A ROMA CI SIAMO E VI RESTEREMO

Molto intensa anche l’attività teatrale, come occasione di ritrovo. Il Teatro Costanzi, dedito alla Lirica, con il sontuoso Albergo Quirinale, collegato con un passaggio sotterraneo al teatro, di proprietà dello stesso impresario Domenico Costanzi.

Teatro dell’Opera di Roma

Il settecentesco Teatro Argentina noto per la Prosa, e il popolare Teatro Quirino, dedito all’Operetta. Primo teatro realizzato dopo Roma Capitale nel 1882, con annessa l’elegante Galleria Sciarra, luogo di incontro e vero e proprio salotto letterario, legato a Palazzo Sciarra, sede del giornale “La Tribuna” e della rivista “Cronaca Bizantina”, diretta dal giovane poeta e giornalista Gabriele d’Annunzio.

Galleria Sciarra, Roma

La sua abile penna ci ha lasciato un ritratto vivace della Roma Umbertina, dove si può cogliere Il Piacere che emana da quell’aria di cambiamento e di modernità. Anche la libera stampa è un’esperienza nuova per i romani, abituati all’uscita di soli due giornali, il “Giornale di Roma” e l’ “Osservatore Romano”, entrambi sotto la rigida sorveglianza delle sfere ecclesiastiche.
Nei primi anni di Roma Capitale si riversarono nella città un centinaio tra giornali, riviste, fogli, di orientamento liberale e clericale, dando inizio a una vera e propria guerra di carta.
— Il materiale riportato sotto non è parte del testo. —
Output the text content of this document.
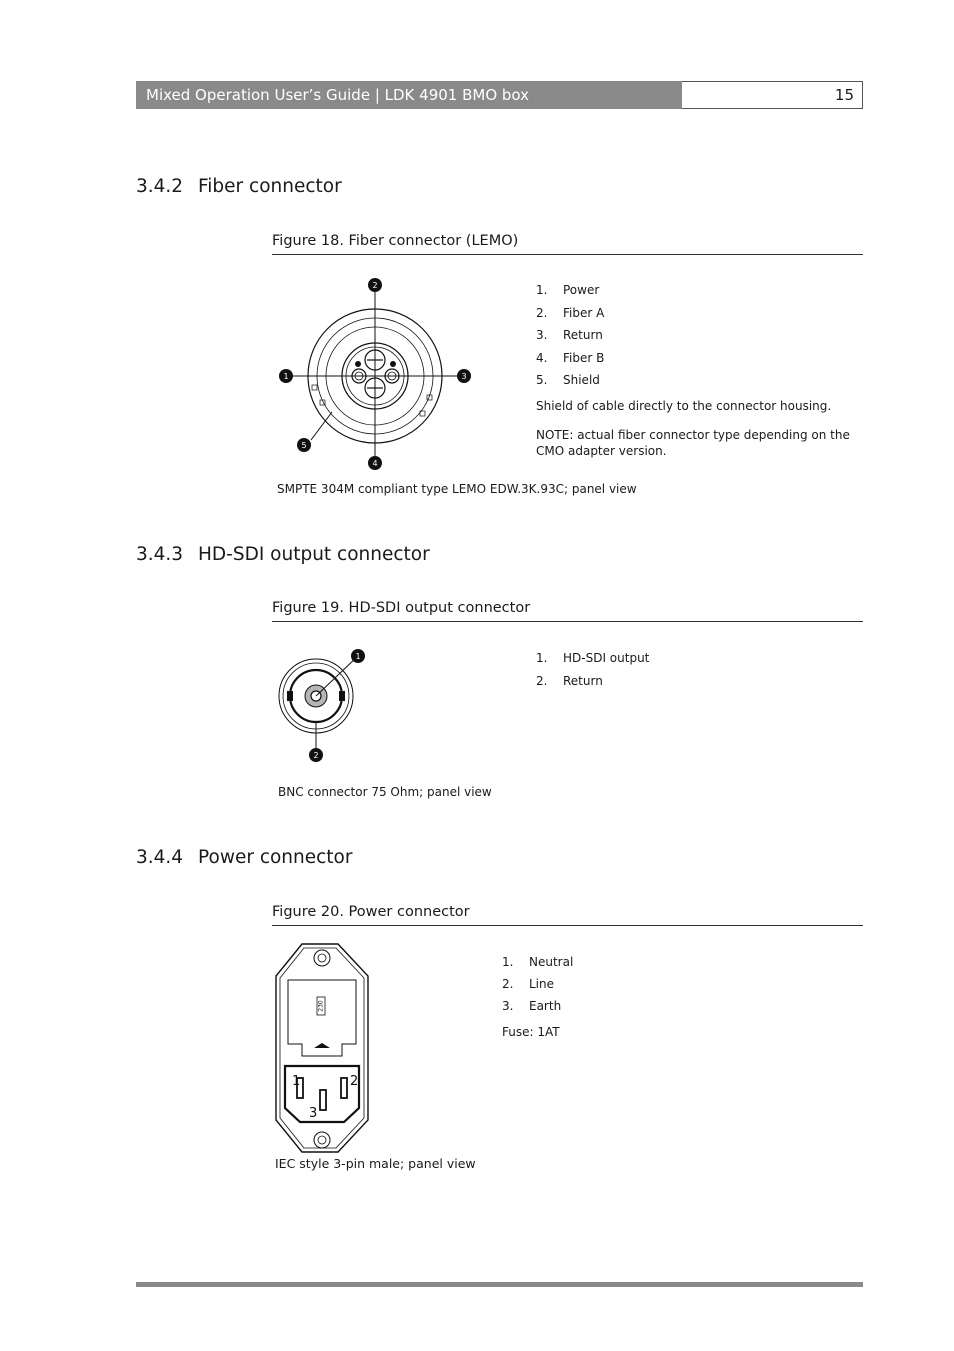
Mixed Operation User’s Guide | LDK 4901 BMO box	15
3.4.2 Fiber connector
Figure 18. Fiber connector (LEMO)
1
2
3
4
5
1. Power
2. Fiber A
3. Return
4. Fiber B
5. Shield
Shield of cable directly to the connector housing.
NOTE: actual fiber connector type depending on the CMO adapter version.
SMPTE 304M compliant type LEMO EDW.3K.93C; panel view
3.4.3 HD-SDI output connector
Figure 19. HD-SDI output connector
1
2
1. HD-SDI output
2. Return
BNC connector 75 Ohm; panel view
3.4.4 Power connector
Figure 20. Power connector
230
1	2
3
1. Neutral
2. Line
3. Earth
Fuse: 1AT
IEC style 3-pin male; panel view
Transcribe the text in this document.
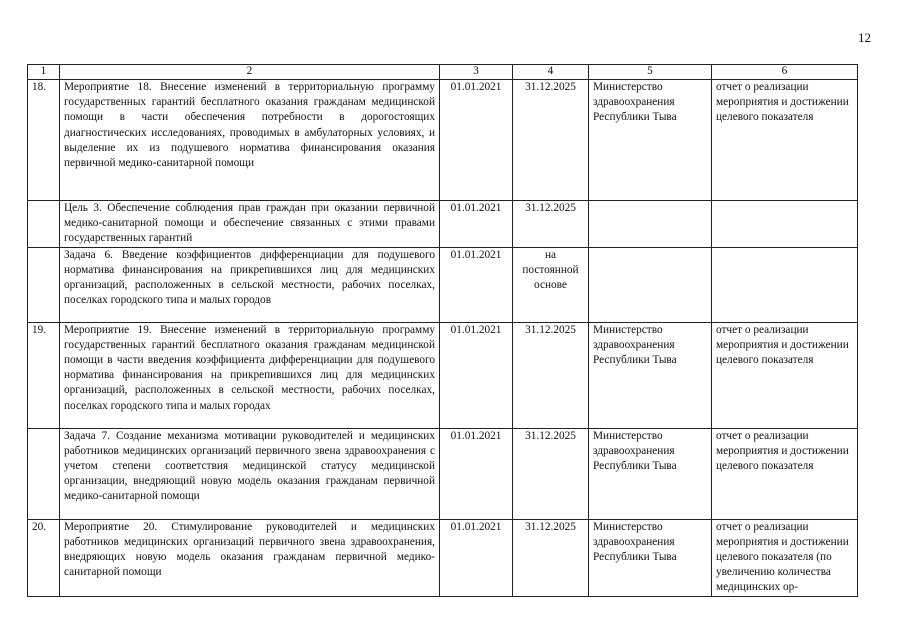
12
1	2	3	4	5	6
18.	Мероприятие 18. Внесение изменений в территориальную программу государственных гарантий бесплатного оказания гражданам медицинской помощи в части обеспечения потребности в дорогостоящих диагностических исследованиях, проводимых в амбулаторных условиях, и выделение их из подушевого норматива финансирования оказания первичной медико-санитарной помощи	01.01.2021	31.12.2025	Министерство здравоохранения Республики Тыва	отчет о реализации мероприятия и достижении целевого показателя
	Цель 3. Обеспечение соблюдения прав граждан при оказании первичной медико-санитарной помощи и обеспечение связанных с этими правами государственных гарантий	01.01.2021	31.12.2025		
	Задача 6. Введение коэффициентов дифференциации для подушевого норматива финансирования на прикрепившихся лиц для медицинских организаций, расположенных в сельской местности, рабочих поселках, поселках городского типа и малых городов	01.01.2021	на постоянной основе		
19.	Мероприятие 19. Внесение изменений в территориальную программу государственных гарантий бесплатного оказания гражданам медицинской помощи в части введения коэффициента дифференциации для подушевого норматива финансирования на прикрепившихся лиц для медицинских организаций, расположенных в сельской местности, рабочих поселках, поселках городского типа и малых городах	01.01.2021	31.12.2025	Министерство здравоохранения Республики Тыва	отчет о реализации мероприятия и достижении целевого показателя
	Задача 7. Создание механизма мотивации руководителей и медицинских работников медицинских организаций первичного звена здравоохранения с учетом степени соответствия медицинской статусу медицинской организации, внедряющий новую модель оказания гражданам первичной медико-санитарной помощи	01.01.2021	31.12.2025	Министерство здравоохранения Республики Тыва	отчет о реализации мероприятия и достижении целевого показателя
20.	Мероприятие 20. Стимулирование руководителей и медицинских работников медицинских организаций первичного звена здравоохранения, внедряющих новую модель оказания гражданам первичной медико-санитарной помощи	01.01.2021	31.12.2025	Министерство здравоохранения Республики Тыва	отчет о реализации мероприятия и достижении целевого показателя (по увеличению количества медицинских ор-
Fiumi di scrittura e di immagini, che riuscirono a travolgere masse analfabete e poco avvezze al dibattito e al confronto politico, generando un profondo cambiamento antropologico e culturale, che troverà il suo terreno fertile nella nascita della cosiddetta opinione pubblica.

Naturalmente si trattava anche di rinnovare il sistema scolastico ed educativo, affidato unicamente alla Chiesa. Lo scontro Stato e Chiesa si rendeva palese anche nel campo dell’istruzione e dell’educazione. L’obbligatorietà dell’istruzione elementare insieme all’obbligo di leva consentiva di formare cittadini idonei alla vita politica, attraverso il diritto al voto.
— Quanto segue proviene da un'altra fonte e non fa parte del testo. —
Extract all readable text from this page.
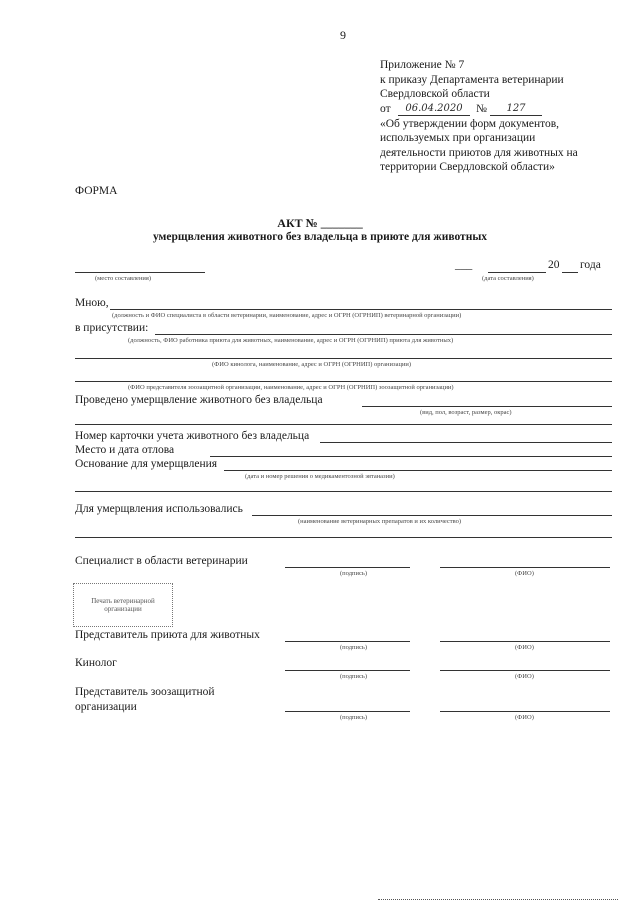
9
Приложение № 7
к приказу Департамента ветеринарии
Свердловской области
от	06.04.2020	№	127
«Об утверждении форм документов,
используемых при организации
деятельности приютов для животных на
территории Свердловской области»
ФОРМА
АКТ № _______
умерщвления животного без владельца в приюте для животных
(место составления)
___	20 года
(дата составления)
Мною,
(должность и ФИО специалиста в области ветеринарии, наименование, адрес и ОГРН (ОГРНИП) ветеринарной организации)
в присутствии:
(должность, ФИО работника приюта для животных, наименование, адрес и ОГРН (ОГРНИП) приюта для животных)
(ФИО кинолога, наименование, адрес и ОГРН (ОГРНИП) организации)
(ФИО представителя зоозащитной организации, наименование, адрес и ОГРН (ОГРНИП) зоозащитной организации)
Проведено умерщвление животного без владельца
(вид, пол, возраст, размер, окрас)
Номер карточки учета животного без владельца
Место и дата отлова
Основание для умерщвления
(дата и номер решения о медикаментозной эвтаназии)
Для умерщвления использовались
(наименование ветеринарных препаратов и их количество)
Специалист в области ветеринарии
(подпись)	(ФИО)
Печать ветеринарной
организации
Представитель приюта для животных
(подпись)	(ФИО)
Кинолог
(подпись)	(ФИО)
Представитель зоозащитной
организации
(подпись)	(ФИО)
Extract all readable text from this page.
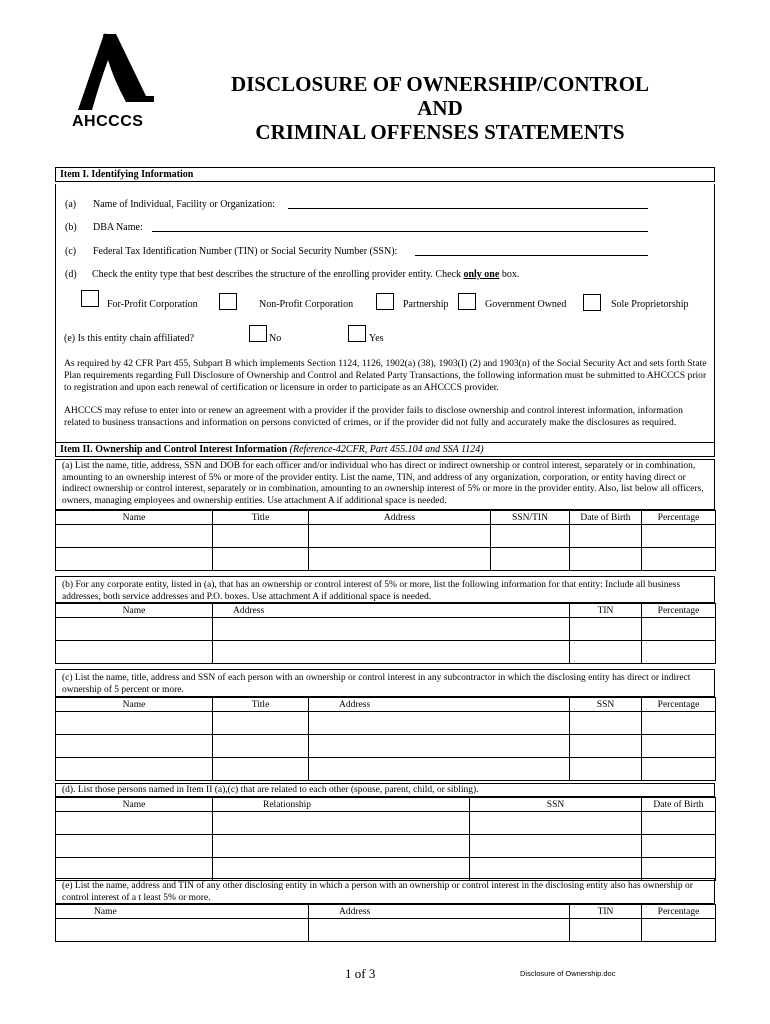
AHCCCS
DISCLOSURE OF OWNERSHIP/CONTROL
AND
CRIMINAL OFFENSES STATEMENTS
Item I. Identifying Information
(a) Name of Individual, Facility or Organization:
(b) DBA Name:
(c) Federal Tax Identification Number (TIN) or Social Security Number (SSN):
(d) Check the entity type that best describes the structure of the enrolling provider entity. Check only one box.
For-Profit Corporation	Non-Profit Corporation	Partnership	Government Owned	Sole Proprietorship
(e) Is this entity chain affiliated?	No	Yes
As required by 42 CFR Part 455, Subpart B which implements Section 1124, 1126, 1902(a) (38), 1903(I) (2) and 1903(n) of the Social Security Act and sets forth State Plan requirements regarding Full Disclosure of Ownership and Control and Related Party Transactions, the following information must be submitted to AHCCCS prior to registration and upon each renewal of certification or licensure in order to participate as an AHCCCS provider.
AHCCCS may refuse to enter into or renew an agreement with a provider if the provider fails to disclose ownership and control interest information, information related to business transactions and information on persons convicted of crimes, or if the provider did not fully and accurately make the disclosures as required.
Item II. Ownership and Control Interest Information (Reference-42CFR, Part 455.104 and SSA 1124)
(a) List the name, title, address, SSN and DOB for each officer and/or individual who has direct or indirect ownership or control interest, separately or in combination, amounting to an ownership interest of 5% or more of the provider entity. List the name, TIN, and address of any organization, corporation, or entity having direct or indirect ownership or control interest, separately or in combination, amounting to an ownership interest of 5% or more in the provider entity. Also, list below all officers, owners, managing employees and ownership entities. Use attachment A if additional space is needed.
Name	Title	Address	SSN/TIN	Date of Birth	Percentage

(b) For any corporate entity, listed in (a), that has an ownership or control interest of 5% or more, list the following information for that entity: Include all business addresses, both service addresses and P.O. boxes. Use attachment A if additional space is needed.
Name	Address	TIN	Percentage

(c) List the name, title, address and SSN of each person with an ownership or control interest in any subcontractor in which the disclosing entity has direct or indirect ownership of 5 percent or more.
Name	Title	Address	SSN	Percentage

(d). List those persons named in Item II (a),(c) that are related to each other (spouse, parent, child, or sibling).
Name	Relationship	SSN	Date of Birth

(e) List the name, address and TIN of any other disclosing entity in which a person with an ownership or control interest in the disclosing entity also has ownership or control interest of a t least 5% or more.
Name	Address	TIN	Percentage

1 of 3	Disclosure of Ownership.doc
Chiesa Sant’Ivo, Prima sede dell’Università La Sapienza, Roma

Ai prestigiosi collegi religiosi si affiancarono molte scuole pubbliche, aperte anche alle giovinette. Fondamentale l’apertura di un Collegio militare per la formazione delle alte cariche del Regio Esercito. In questo importante Collegio studiò negli anni Ottanta anche l’erede al trono il Re Vittorio Emanuele III e poi il figlio, il Re Umberto II. Per quanto riguarda l’Università romana La Sapienza fu sottoposta a una radicale trasformazione, con il potenziamento delle cattedre scientifiche, nell’intento di realizzare la Capitale della Scienza, a cui mirava il ministro Quintino Sella, non siamo arrivati solo per portare degli impiegati ma anche degli scienziati.
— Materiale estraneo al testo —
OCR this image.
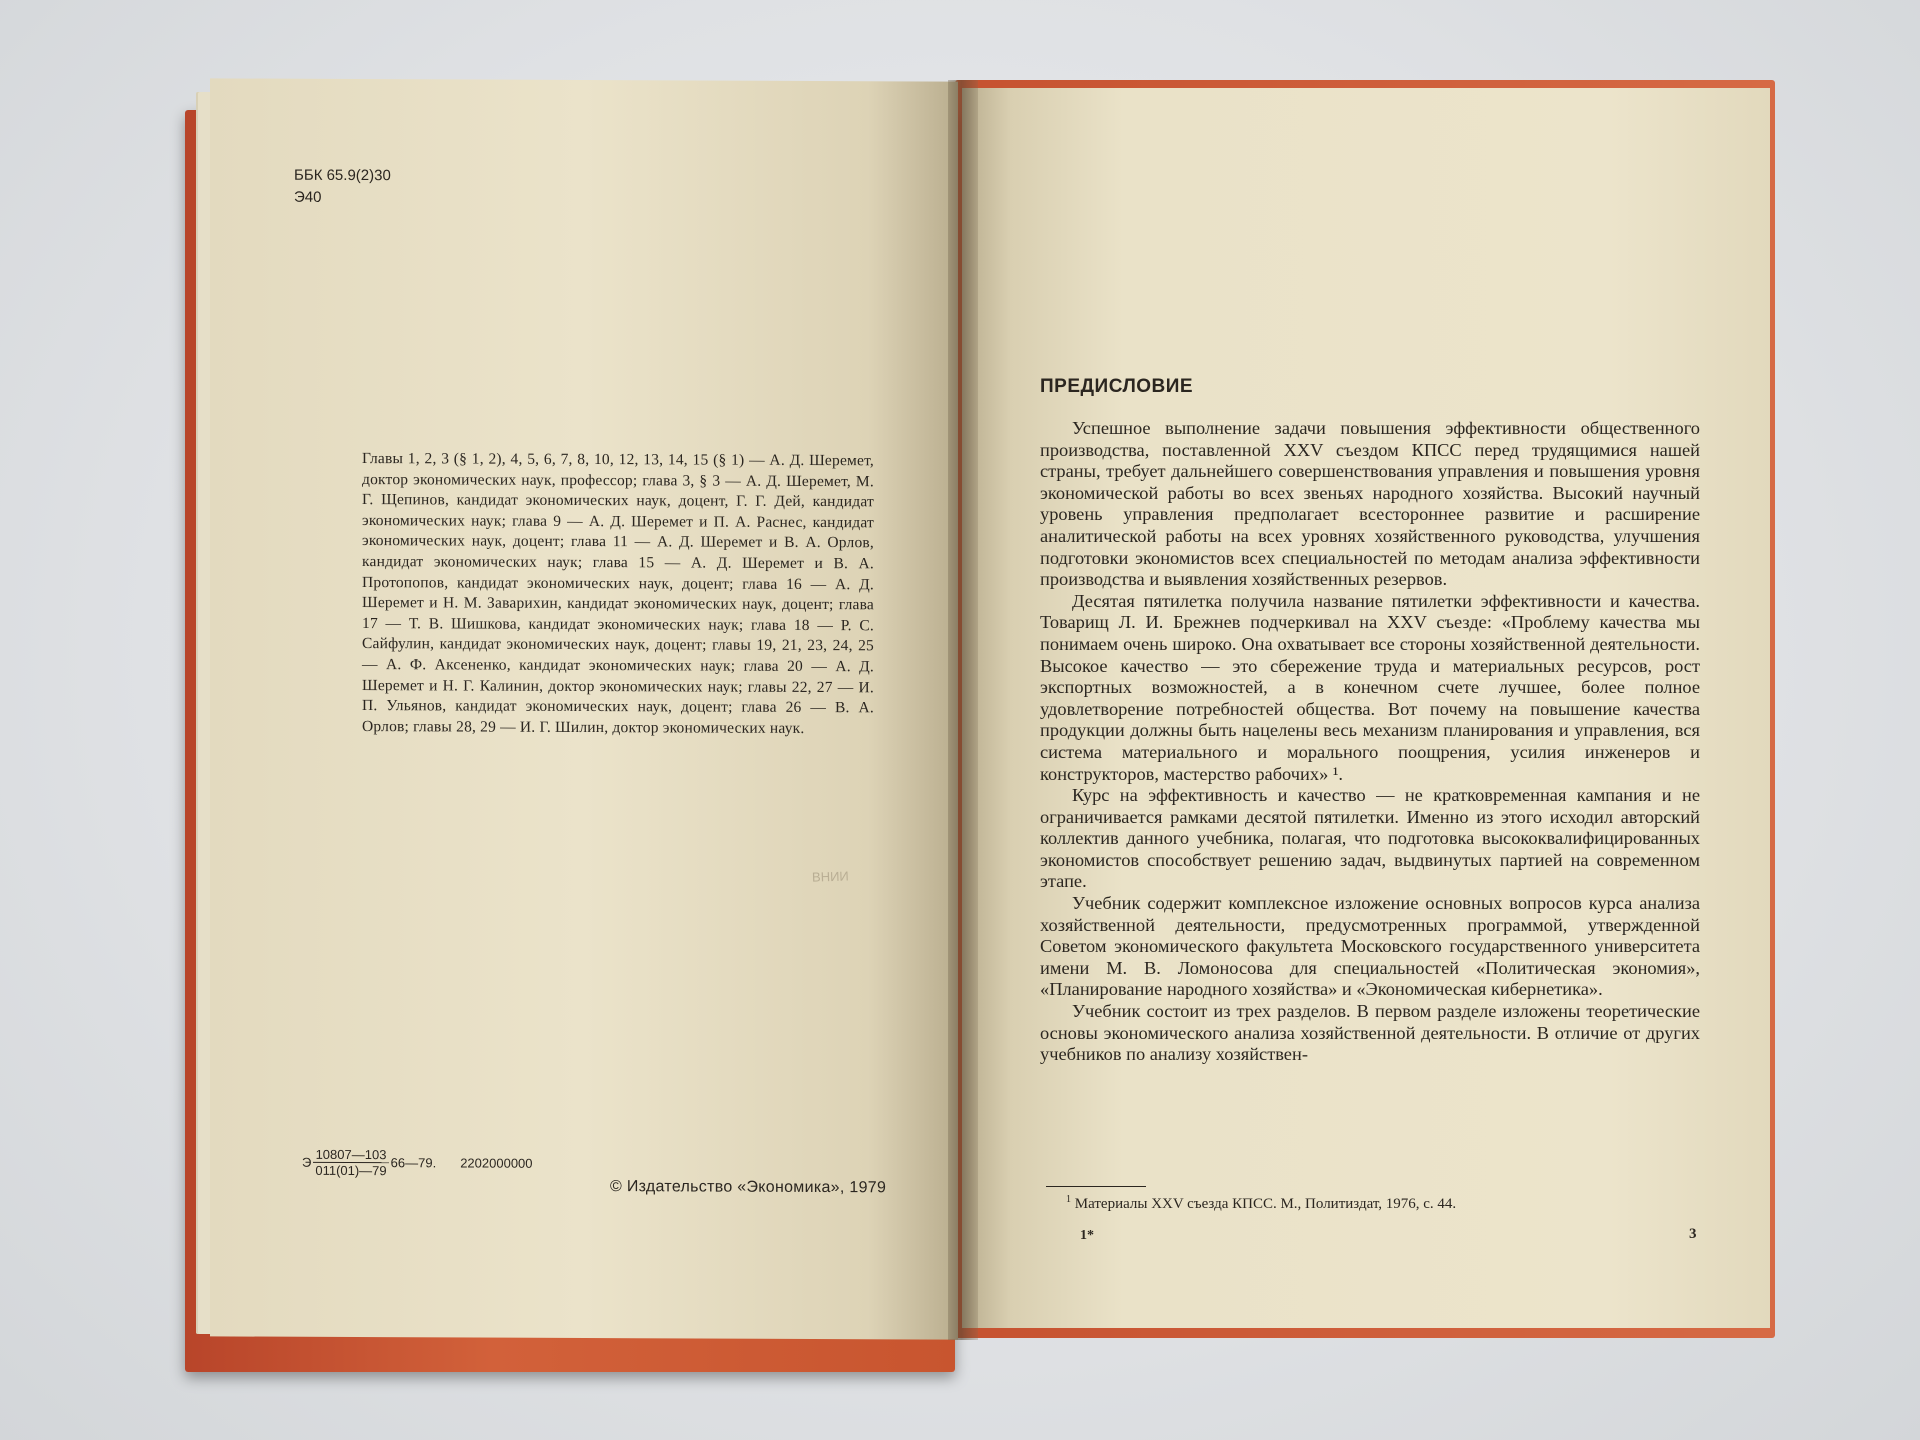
ББК 65.9(2)30
Э40
Главы 1, 2, 3 (§ 1, 2), 4, 5, 6, 7, 8, 10, 12, 13, 14, 15 (§ 1) — А. Д. Шеремет, доктор экономических наук, профессор; глава 3, § 3 — А. Д. Шеремет, М. Г. Щепинов, кандидат экономических наук, доцент, Г. Г. Дей, кандидат экономических наук; глава 9 — А. Д. Шеремет и П. А. Раснес, кандидат экономических наук, доцент; глава 11 — А. Д. Шеремет и В. А. Орлов, кандидат экономических наук; глава 15 — А. Д. Шеремет и В. А. Протопопов, кандидат экономических наук, доцент; глава 16 — А. Д. Шеремет и Н. М. Заварихин, кандидат экономических наук, доцент; глава 17 — Т. В. Шишкова, кандидат экономических наук; глава 18 — Р. С. Сайфулин, кандидат экономических наук, доцент; главы 19, 21, 23, 24, 25 — А. Ф. Аксененко, кандидат экономических наук; глава 20 — А. Д. Шеремет и Н. Г. Калинин, доктор экономических наук; главы 22, 27 — И. П. Ульянов, кандидат экономических наук, доцент; глава 26 — В. А. Орлов; главы 28, 29 — И. Г. Шилин, доктор экономических наук.
ВНИИ
Э $\frac{10807—103}{011(01)—79}$ 66—79. 2202000000
© Издательство «Экономика», 1979
ПРЕДИСЛОВИЕ

Успешное выполнение задачи повышения эффективности общественного производства, поставленной XXV съездом КПСС перед трудящимися нашей страны, требует дальнейшего совершенствования управления и повышения уровня экономической работы во всех звеньях народного хозяйства. Высокий научный уровень управления предполагает всестороннее развитие и расширение аналитической работы на всех уровнях хозяйственного руководства, улучшения подготовки экономистов всех специальностей по методам анализа эффективности производства и выявления хозяйственных резервов.

Десятая пятилетка получила название пятилетки эффективности и качества. Товарищ Л. И. Брежнев подчеркивал на XXV съезде: «Проблему качества мы понимаем очень широко. Она охватывает все стороны хозяйственной деятельности. Высокое качество — это сбережение труда и материальных ресурсов, рост экспортных возможностей, а в конечном счете лучшее, более полное удовлетворение потребностей общества. Вот почему на повышение качества продукции должны быть нацелены весь механизм планирования и управления, вся система материального и морального поощрения, усилия инженеров и конструкторов, мастерство рабочих» ¹.

Курс на эффективность и качество — не кратковременная кампания и не ограничивается рамками десятой пятилетки. Именно из этого исходил авторский коллектив данного учебника, полагая, что подготовка высококвалифицированных экономистов способствует решению задач, выдвинутых партией на современном этапе.

Учебник содержит комплексное изложение основных вопросов курса анализа хозяйственной деятельности, предусмотренных программой, утвержденной Советом экономического факультета Московского государственного университета имени М. В. Ломоносова для специальностей «Политическая экономия», «Планирование народного хозяйства» и «Экономическая кибернетика».

Учебник состоит из трех разделов. В первом разделе изложены теоретические основы экономического анализа хозяйственной деятельности. В отличие от других учебников по анализу хозяйствен-

$^1$ Материалы XXV съезда КПСС. М., Политиздат, 1976, с. 44.
1*	3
La Formazione degli Italiani attraverso il Monumentale

Chiesa Sant’Ivo, Prima sede dell’Università La Sapienza, Roma

La modernizzazione doveva avvenire tenendo insieme e armonizzando l’elemento funzionale e l’aspetto monumentale. Attraverso il monumentale si riscriveva la Storia d’Italia. Il Vittoriano, iniziato nel 1885, risponde perfettamente a questa logica e costituì la bussola che guidò la trasformazione materiale e la formazione morale della Capitale.

Vittoriano, Roma

Se pensiamo ai primi quartieri realizzati nei primi anni di Roma Capitale, quali per esempio Porta Pia, Castro Pretorio, l’Esquilino, e poi il quartiere Prati, notiamo che i nomi delle strade ampie e rettilinee e delle piazze, con la novità dei monumentali portici, sono evocativi di fatti storici e di uomini illustri del Risorgimento, e dei valori della libertà e dell’indipendenza. Ricordiamo Piazza Vittorio Emanuele II, con le strade intorno dedicate alla storia di Casa Savoia, Piazza Indipendenza, con strade evocative delle battaglie risorgimentali, e poi Piazza Cavour e Piazza Risorgimento, al Quartiere Prati di Castello, con strade ispirate alla libertà e ai suoi paladini.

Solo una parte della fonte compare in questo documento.